Question

Over the past several years, the owner of a boutique on Aspen Avenue has observed a pattern in the amount of revenue for the store. The revenue reaches a maximum of about $54,000 in May and a minimum of about $20,000 in November. Suppose the months are numbered 1 through 12, and write a function of the form f(x)=Asin(B[x−C])+D that models the boutique's revenue during the year, where x corresponds to the month.

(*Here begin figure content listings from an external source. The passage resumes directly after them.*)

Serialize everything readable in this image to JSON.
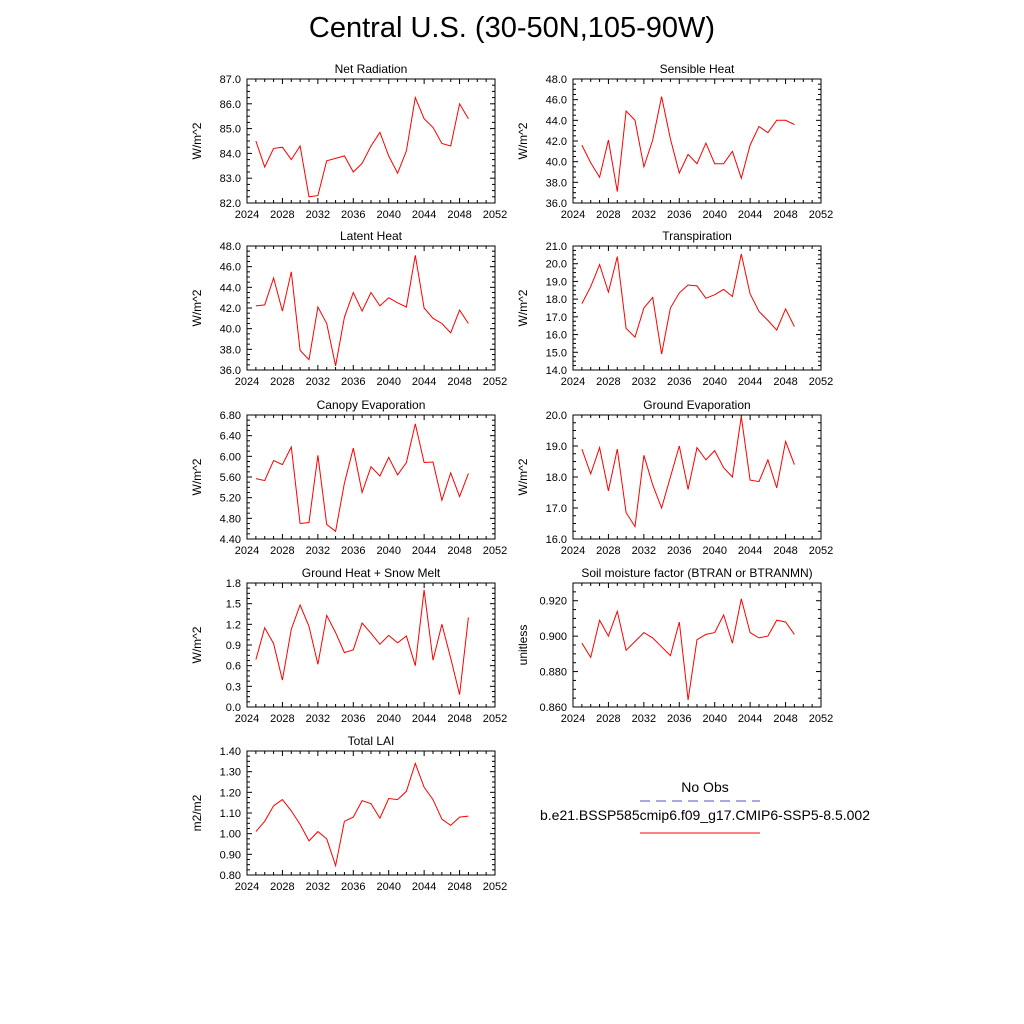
{
  "title": "Central U.S. (30-50N,105-90W)",
  "line_color": "#ff0000",
  "obs_color": "#5050c8",
  "legend": {
    "obs_label": "No Obs",
    "model_label": "b.e21.BSSP585cmip6.f09_g17.CMIP6-SSP5-8.5.002"
  },
  "chart_data": [
    {
      "type": "line",
      "title": "Net Radiation",
      "xlabel": "",
      "ylabel": "W/m^2",
      "xlim": [
        2024,
        2052
      ],
      "ylim": [
        82.0,
        87.0
      ],
      "xticks": [
        2024,
        2028,
        2032,
        2036,
        2040,
        2044,
        2048,
        2052
      ],
      "yticks": [
        "82.0",
        "83.0",
        "84.0",
        "85.0",
        "86.0",
        "87.0"
      ],
      "x": [
        2025,
        2026,
        2027,
        2028,
        2029,
        2030,
        2031,
        2032,
        2033,
        2034,
        2035,
        2036,
        2037,
        2038,
        2039,
        2040,
        2041,
        2042,
        2043,
        2044,
        2045,
        2046,
        2047,
        2048,
        2049
      ],
      "y": [
        84.5,
        83.45,
        84.2,
        84.25,
        83.75,
        84.3,
        82.25,
        82.3,
        83.7,
        83.8,
        83.9,
        83.25,
        83.6,
        84.3,
        84.85,
        83.9,
        83.2,
        84.1,
        86.25,
        85.4,
        85.05,
        84.4,
        84.3,
        86.0,
        85.4
      ],
      "series": [
        {
          "name": "b.e21.BSSP585cmip6.f09_g17.CMIP6-SSP5-8.5.002"
        }
      ]
    },
    {
      "type": "line",
      "title": "Sensible Heat",
      "xlabel": "",
      "ylabel": "W/m^2",
      "xlim": [
        2024,
        2052
      ],
      "ylim": [
        36.0,
        48.0
      ],
      "xticks": [
        2024,
        2028,
        2032,
        2036,
        2040,
        2044,
        2048,
        2052
      ],
      "yticks": [
        "36.0",
        "38.0",
        "40.0",
        "42.0",
        "44.0",
        "46.0",
        "48.0"
      ],
      "x": [
        2025,
        2026,
        2027,
        2028,
        2029,
        2030,
        2031,
        2032,
        2033,
        2034,
        2035,
        2036,
        2037,
        2038,
        2039,
        2040,
        2041,
        2042,
        2043,
        2044,
        2045,
        2046,
        2047,
        2048,
        2049
      ],
      "y": [
        41.6,
        39.9,
        38.5,
        42.1,
        37.1,
        44.9,
        44.0,
        39.5,
        42.1,
        46.3,
        42.2,
        38.9,
        40.7,
        39.8,
        41.8,
        39.8,
        39.8,
        41.0,
        38.4,
        41.6,
        43.4,
        42.8,
        44.0,
        44.0,
        43.6
      ],
      "series": [
        {
          "name": "b.e21.BSSP585cmip6.f09_g17.CMIP6-SSP5-8.5.002"
        }
      ]
    },
    {
      "type": "line",
      "title": "Latent Heat",
      "xlabel": "",
      "ylabel": "W/m^2",
      "xlim": [
        2024,
        2052
      ],
      "ylim": [
        36.0,
        48.0
      ],
      "xticks": [
        2024,
        2028,
        2032,
        2036,
        2040,
        2044,
        2048,
        2052
      ],
      "yticks": [
        "36.0",
        "38.0",
        "40.0",
        "42.0",
        "44.0",
        "46.0",
        "48.0"
      ],
      "x": [
        2025,
        2026,
        2027,
        2028,
        2029,
        2030,
        2031,
        2032,
        2033,
        2034,
        2035,
        2036,
        2037,
        2038,
        2039,
        2040,
        2041,
        2042,
        2043,
        2044,
        2045,
        2046,
        2047,
        2048,
        2049
      ],
      "y": [
        42.2,
        42.3,
        44.9,
        41.7,
        45.5,
        37.9,
        37.0,
        42.1,
        40.5,
        36.4,
        41.1,
        43.5,
        41.7,
        43.5,
        42.2,
        43.0,
        42.5,
        42.1,
        47.1,
        42.0,
        41.0,
        40.5,
        39.6,
        41.8,
        40.5
      ],
      "series": [
        {
          "name": "b.e21.BSSP585cmip6.f09_g17.CMIP6-SSP5-8.5.002"
        }
      ]
    },
    {
      "type": "line",
      "title": "Transpiration",
      "xlabel": "",
      "ylabel": "W/m^2",
      "xlim": [
        2024,
        2052
      ],
      "ylim": [
        14.0,
        21.0
      ],
      "xticks": [
        2024,
        2028,
        2032,
        2036,
        2040,
        2044,
        2048,
        2052
      ],
      "yticks": [
        "14.0",
        "15.0",
        "16.0",
        "17.0",
        "18.0",
        "19.0",
        "20.0",
        "21.0"
      ],
      "x": [
        2025,
        2026,
        2027,
        2028,
        2029,
        2030,
        2031,
        2032,
        2033,
        2034,
        2035,
        2036,
        2037,
        2038,
        2039,
        2040,
        2041,
        2042,
        2043,
        2044,
        2045,
        2046,
        2047,
        2048,
        2049
      ],
      "y": [
        17.75,
        18.7,
        19.95,
        18.4,
        20.4,
        16.35,
        15.85,
        17.5,
        18.1,
        14.9,
        17.5,
        18.35,
        18.8,
        18.75,
        18.05,
        18.25,
        18.55,
        18.15,
        20.55,
        18.3,
        17.3,
        16.8,
        16.25,
        17.45,
        16.45
      ],
      "series": [
        {
          "name": "b.e21.BSSP585cmip6.f09_g17.CMIP6-SSP5-8.5.002"
        }
      ]
    },
    {
      "type": "line",
      "title": "Canopy Evaporation",
      "xlabel": "",
      "ylabel": "W/m^2",
      "xlim": [
        2024,
        2052
      ],
      "ylim": [
        4.4,
        6.8
      ],
      "xticks": [
        2024,
        2028,
        2032,
        2036,
        2040,
        2044,
        2048,
        2052
      ],
      "yticks": [
        "4.40",
        "4.80",
        "5.20",
        "5.60",
        "6.00",
        "6.40",
        "6.80"
      ],
      "x": [
        2025,
        2026,
        2027,
        2028,
        2029,
        2030,
        2031,
        2032,
        2033,
        2034,
        2035,
        2036,
        2037,
        2038,
        2039,
        2040,
        2041,
        2042,
        2043,
        2044,
        2045,
        2046,
        2047,
        2048,
        2049
      ],
      "y": [
        5.57,
        5.53,
        5.92,
        5.84,
        6.18,
        4.7,
        4.72,
        6.02,
        4.68,
        4.55,
        5.48,
        6.16,
        5.3,
        5.8,
        5.62,
        5.98,
        5.64,
        5.88,
        6.63,
        5.88,
        5.89,
        5.15,
        5.68,
        5.22,
        5.67
      ],
      "series": [
        {
          "name": "b.e21.BSSP585cmip6.f09_g17.CMIP6-SSP5-8.5.002"
        }
      ]
    },
    {
      "type": "line",
      "title": "Ground Evaporation",
      "xlabel": "",
      "ylabel": "W/m^2",
      "xlim": [
        2024,
        2052
      ],
      "ylim": [
        16.0,
        20.0
      ],
      "xticks": [
        2024,
        2028,
        2032,
        2036,
        2040,
        2044,
        2048,
        2052
      ],
      "yticks": [
        "16.0",
        "17.0",
        "18.0",
        "19.0",
        "20.0"
      ],
      "x": [
        2025,
        2026,
        2027,
        2028,
        2029,
        2030,
        2031,
        2032,
        2033,
        2034,
        2035,
        2036,
        2037,
        2038,
        2039,
        2040,
        2041,
        2042,
        2043,
        2044,
        2045,
        2046,
        2047,
        2048,
        2049
      ],
      "y": [
        18.9,
        18.1,
        18.95,
        17.55,
        18.9,
        16.85,
        16.4,
        18.7,
        17.75,
        17.0,
        18.0,
        19.0,
        17.6,
        18.95,
        18.55,
        18.85,
        18.3,
        18.0,
        19.95,
        17.9,
        17.85,
        18.55,
        17.65,
        19.15,
        18.4
      ],
      "series": [
        {
          "name": "b.e21.BSSP585cmip6.f09_g17.CMIP6-SSP5-8.5.002"
        }
      ]
    },
    {
      "type": "line",
      "title": "Ground Heat + Snow Melt",
      "xlabel": "",
      "ylabel": "W/m^2",
      "xlim": [
        2024,
        2052
      ],
      "ylim": [
        0.0,
        1.8
      ],
      "xticks": [
        2024,
        2028,
        2032,
        2036,
        2040,
        2044,
        2048,
        2052
      ],
      "yticks": [
        "0.0",
        "0.3",
        "0.6",
        "0.9",
        "1.2",
        "1.5",
        "1.8"
      ],
      "x": [
        2025,
        2026,
        2027,
        2028,
        2029,
        2030,
        2031,
        2032,
        2033,
        2034,
        2035,
        2036,
        2037,
        2038,
        2039,
        2040,
        2041,
        2042,
        2043,
        2044,
        2045,
        2046,
        2047,
        2048,
        2049
      ],
      "y": [
        0.69,
        1.15,
        0.92,
        0.39,
        1.13,
        1.48,
        1.17,
        0.62,
        1.33,
        1.08,
        0.79,
        0.83,
        1.22,
        1.07,
        0.91,
        1.04,
        0.93,
        1.03,
        0.6,
        1.7,
        0.68,
        1.2,
        0.71,
        0.18,
        1.3
      ],
      "series": [
        {
          "name": "b.e21.BSSP585cmip6.f09_g17.CMIP6-SSP5-8.5.002"
        }
      ]
    },
    {
      "type": "line",
      "title": "Soil moisture factor (BTRAN or BTRANMN)",
      "xlabel": "",
      "ylabel": "unitless",
      "xlim": [
        2024,
        2052
      ],
      "ylim": [
        0.86,
        0.93
      ],
      "xticks": [
        2024,
        2028,
        2032,
        2036,
        2040,
        2044,
        2048,
        2052
      ],
      "yticks": [
        "0.860",
        "0.880",
        "0.900",
        "0.920"
      ],
      "x": [
        2025,
        2026,
        2027,
        2028,
        2029,
        2030,
        2031,
        2032,
        2033,
        2034,
        2035,
        2036,
        2037,
        2038,
        2039,
        2040,
        2041,
        2042,
        2043,
        2044,
        2045,
        2046,
        2047,
        2048,
        2049
      ],
      "y": [
        0.896,
        0.888,
        0.909,
        0.9,
        0.914,
        0.892,
        0.897,
        0.902,
        0.899,
        0.894,
        0.889,
        0.908,
        0.864,
        0.898,
        0.901,
        0.902,
        0.912,
        0.896,
        0.921,
        0.902,
        0.899,
        0.9,
        0.909,
        0.908,
        0.901
      ],
      "series": [
        {
          "name": "b.e21.BSSP585cmip6.f09_g17.CMIP6-SSP5-8.5.002"
        }
      ]
    },
    {
      "type": "line",
      "title": "Total LAI",
      "xlabel": "",
      "ylabel": "m2/m2",
      "xlim": [
        2024,
        2052
      ],
      "ylim": [
        0.8,
        1.4
      ],
      "xticks": [
        2024,
        2028,
        2032,
        2036,
        2040,
        2044,
        2048,
        2052
      ],
      "yticks": [
        "0.80",
        "0.90",
        "1.00",
        "1.10",
        "1.20",
        "1.30",
        "1.40"
      ],
      "x": [
        2025,
        2026,
        2027,
        2028,
        2029,
        2030,
        2031,
        2032,
        2033,
        2034,
        2035,
        2036,
        2037,
        2038,
        2039,
        2040,
        2041,
        2042,
        2043,
        2044,
        2045,
        2046,
        2047,
        2048,
        2049
      ],
      "y": [
        1.01,
        1.06,
        1.135,
        1.165,
        1.11,
        1.045,
        0.965,
        1.01,
        0.975,
        0.845,
        1.06,
        1.08,
        1.16,
        1.145,
        1.075,
        1.17,
        1.165,
        1.205,
        1.34,
        1.225,
        1.165,
        1.07,
        1.04,
        1.08,
        1.085
      ],
      "series": [
        {
          "name": "b.e21.BSSP585cmip6.f09_g17.CMIP6-SSP5-8.5.002"
        }
      ]
    }
  ]
}
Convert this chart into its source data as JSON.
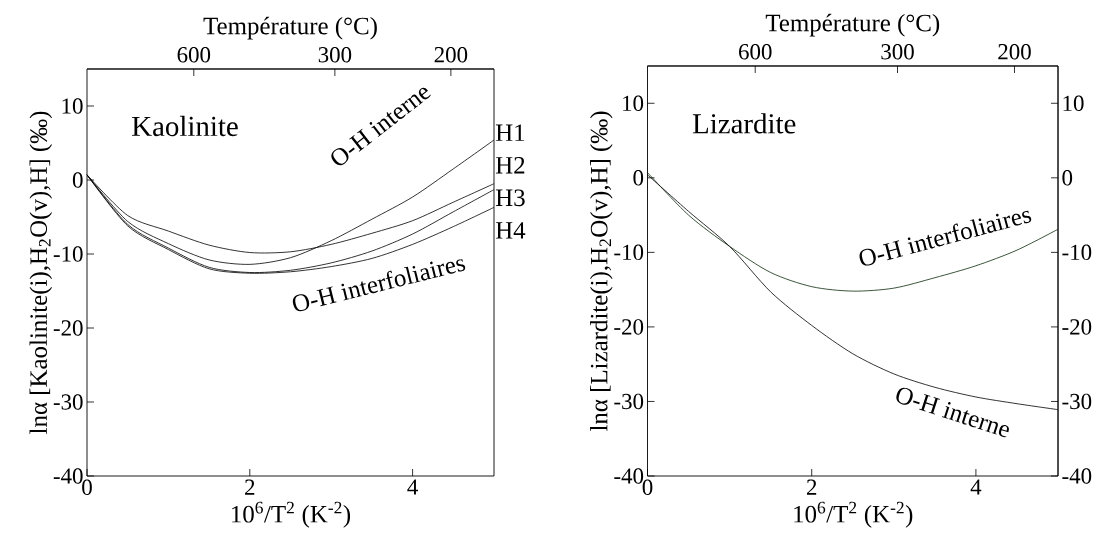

A) f(x)=17,000sin( π/6 [x−5])+37,000
B) f(x)=17,000sin( π/6 [x−4])+37,000
C) f(x)=17,000sin( π/6 [x−3])+37,000
D) f(x)=17,000sin( π/6 [x−2])+37,000

Answer 1

The function that models the boutique's revenue during the year is f(x) = 17,000sin(pi/6[x-4]) + 37,000.

Step-by-step explanation:

The function that models the boutique's revenue during the year is:

f(x) = 17,000sin(π/6[x-4]) + 37,000

To determine this, we observe that the revenue reaches a maximum of $54,000 in May and a minimum of $20,000 in November. The maximum value occurs in month 5, so the value of C is 5. The maximum revenue value is $54,000, so the value of D is 54,000. The amplitude of the function, A, can be determined by finding the difference between the maximum and minimum values, which is (54,000 - 20,000) = 34,000. Finally, the period, determined by B, can be found by dividing the number of months in a year (12) by the number of cycles between the maximum and minimum values (1). Therefore, B = 12/1 = 12. Substituting these values into the given equation gives us the final function that models the boutique's revenue.